Un fidèle de Vishnou se désolait de n'avoir pas d'enfant. Il pria, jeûna, accomplit une longue ascèse. Puis, les bras chargés de fleurs, de fruits et d'encens, vint se jeter aux pieds du sage Nârada.

- Ô Nârada fils de Brahmâ, pouvez-vous prier Dieu pour mon épouse et moi, afin qu'il nous bénisse et nous accorde un fils ?

Nârada partit aussitôt pour Vaikuntha, la demeure des dieux, afin de transmettre sans tarder cette requête à Vishnou :

- Ô Seigneur qui protège le monde, quand accorderas-tu un enfant à ton fidèle serviteur et son épouse ?

- Le destin de ce couple n'est pas d'être parents, ils n'auront pas d'enfants en cette vie.

La nouvelle attrista le sage, une grande compassion l'envahit. Il avait senti combien ce couple rêvait d'enfants et savait que seul un fils peut accomplir les rites funéraires pour éviter la douloureuse errance entre les mondes. Il murmura :

- Oh, Seigneur, bénissez ces pauvres gens.

Par chance, ni le fidèle de Vishnou ni son épouse n'attendaient de lui la réponse divine. Il n'aurait pas su comment leur asséner la terrible vérité. Il évita donc de passer près de chez eux pendant de longues années, ne sachant quoi répondre à leur tourment.

Un jour cependant, il fut contraint d'emprunter ce chemin-là. Comme il atteignait leur maison, il entendit des rires d'enfants dans le jardin.
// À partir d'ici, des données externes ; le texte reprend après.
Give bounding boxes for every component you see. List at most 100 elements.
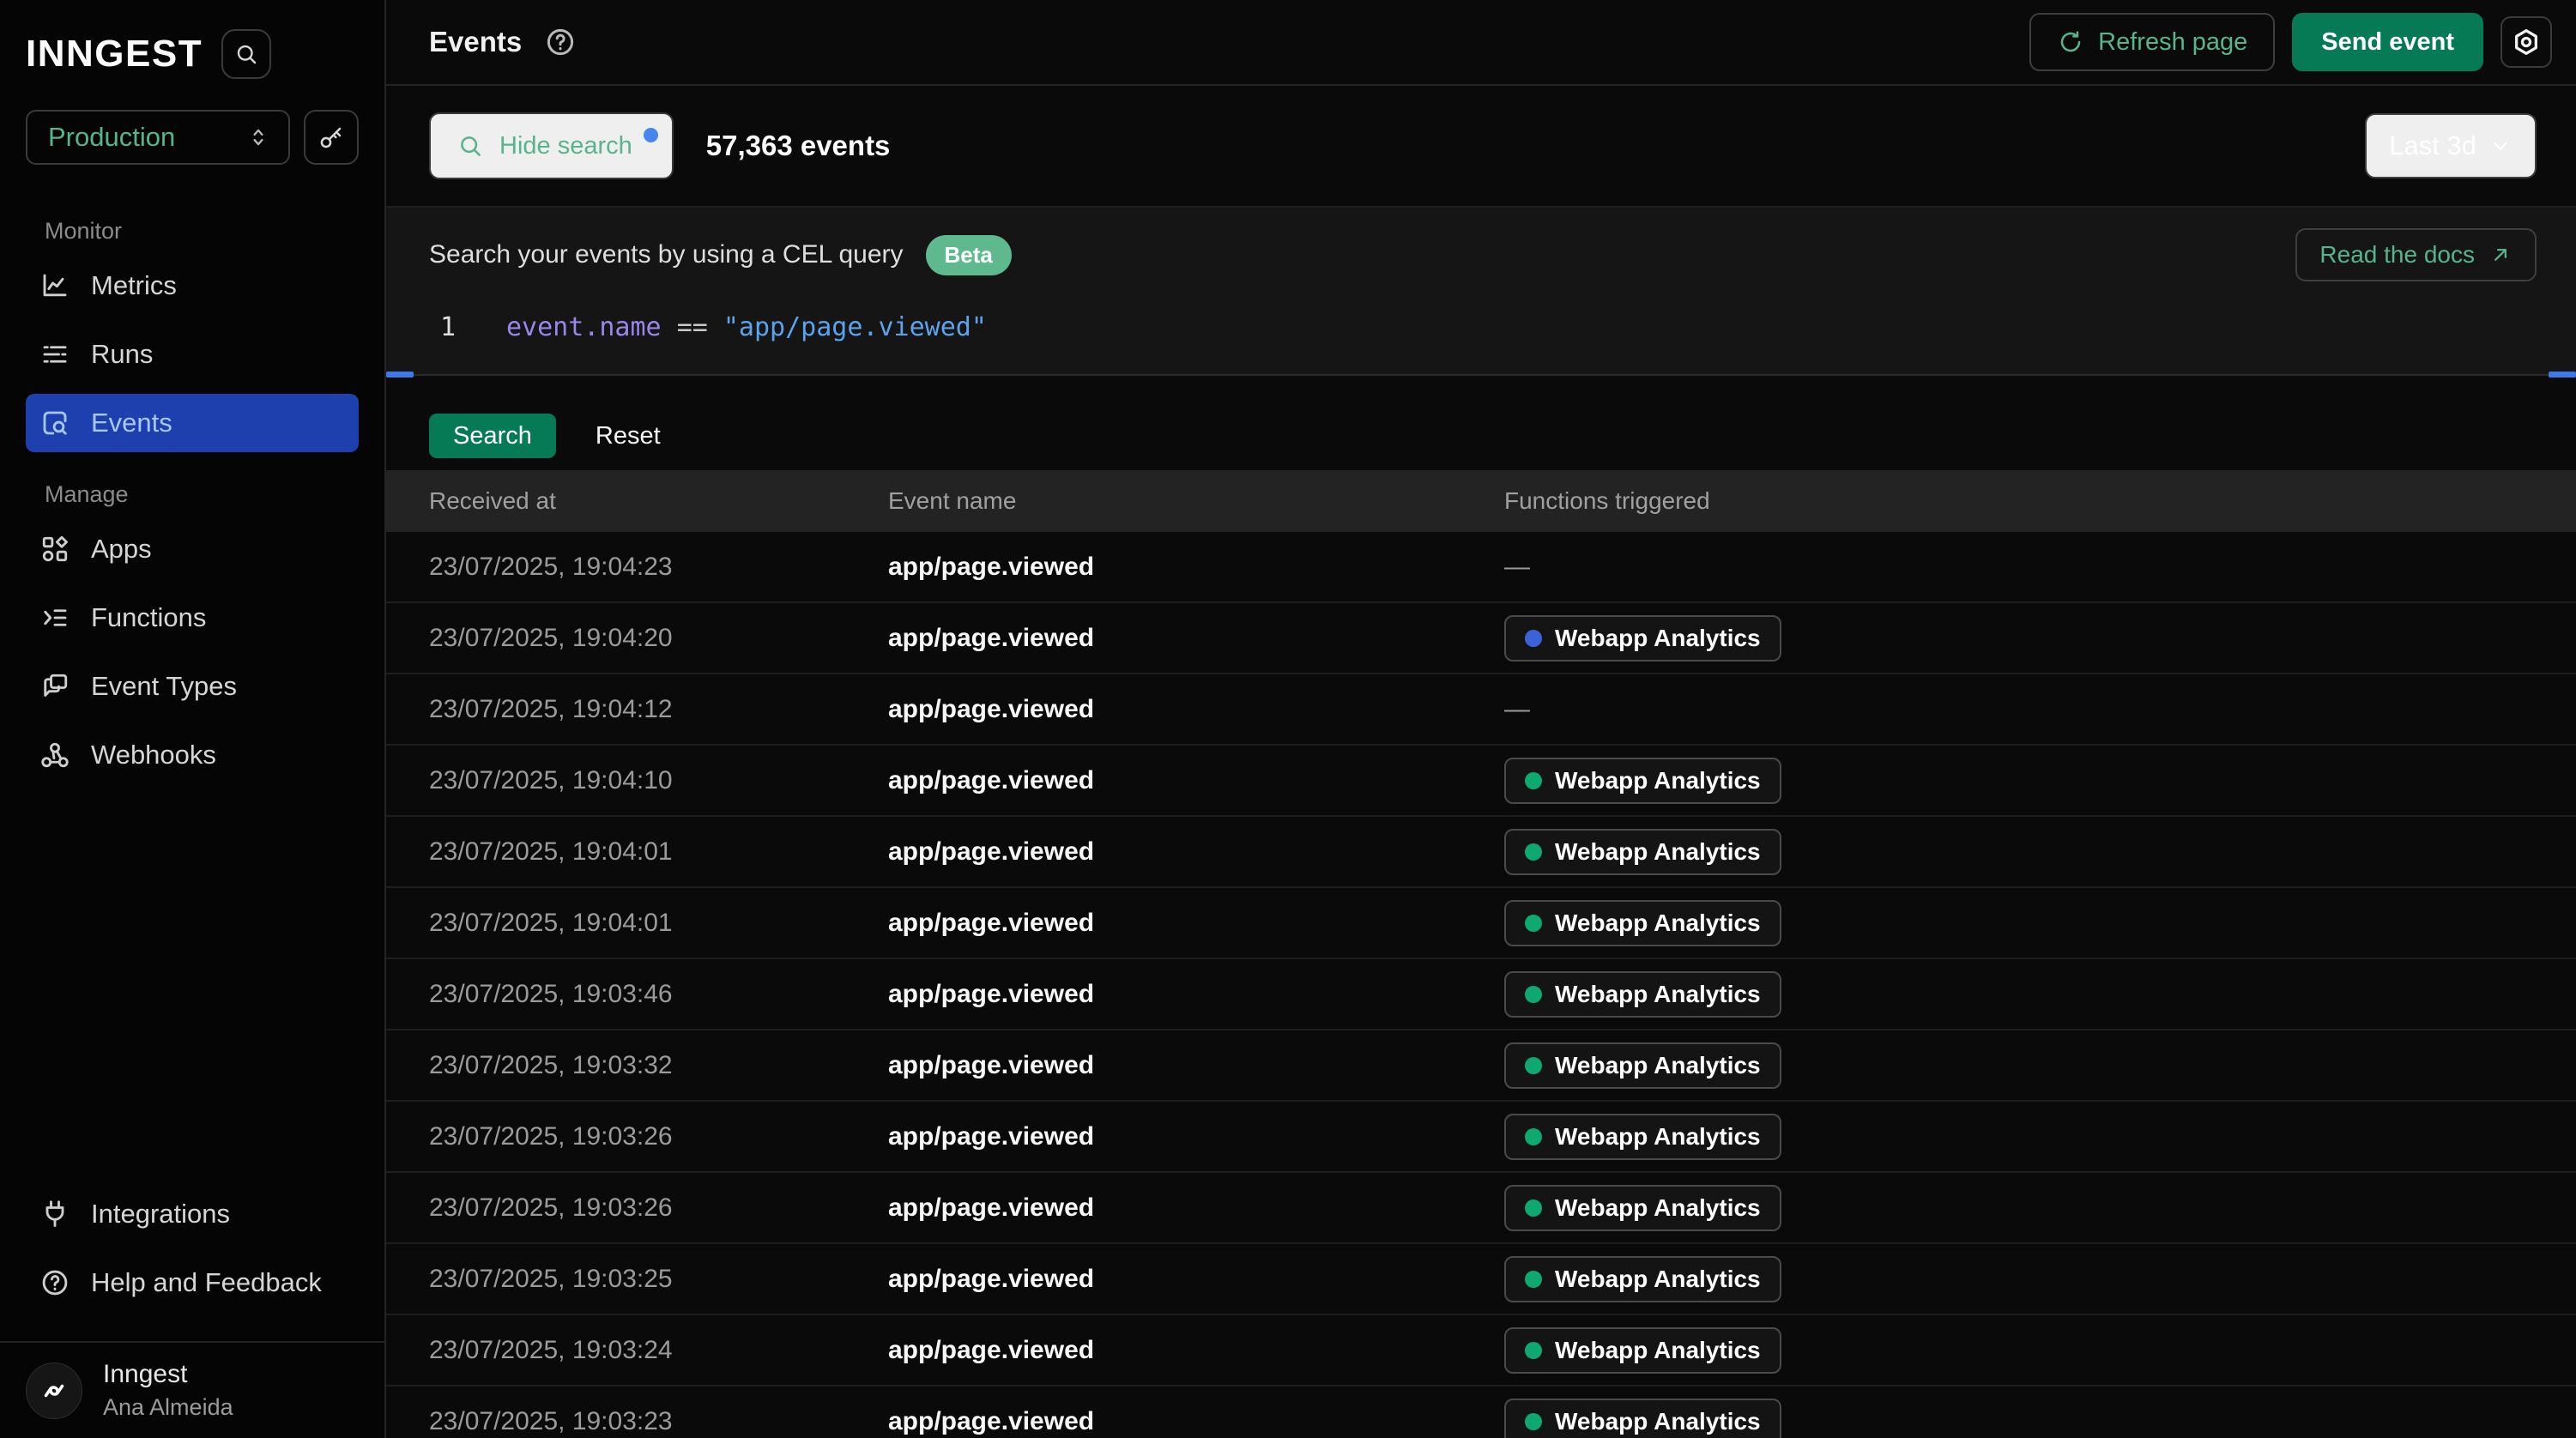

Il jeta un coup d’œil par-dessus le muret, vit la femme allaitait un nourrisson tandis qu'une fillette et son frère aîné jouaient autour d'elle.

Il était inutile de demander si le bébé était celui de la femme. D'où lui serait monté, sinon, ce lait que l'enfant savourait ?

Décidé à comprendre, il poussa le portillon, entra dans le jardin, bénit ceux qui y séjournaient et salua l'épouse.

- Mère, dites-moi, tous ces enfants sont vôtres ?

- Oui, Maître, comment vous remercier ?

- Me remercier, moi ?

- Oui, sans vos prières ils ne seraient pas nés.

Nârada crut rêver. Il imagina un instant que l'époux était mort, qu'elle était remariée. Mais il savait combien le remariage d'une veuve est improbable.

Comme il se perdait en conjectures, l'époux franchit le seuil de la maison. C'était toujours le même homme, fidèle de Vishnou, qui était venu le voir plusieurs années auparavant avec son épouse.

Nârada fut reçu avec dévotion par ces braves gens. Il dîna parmi eux. Quand il partit, chacun lui toucha humblement les pieds.

Il s'en fut droit devant Vishnou.

- Seigneur, je suis outré ! Comment pouvez-vous mentir ?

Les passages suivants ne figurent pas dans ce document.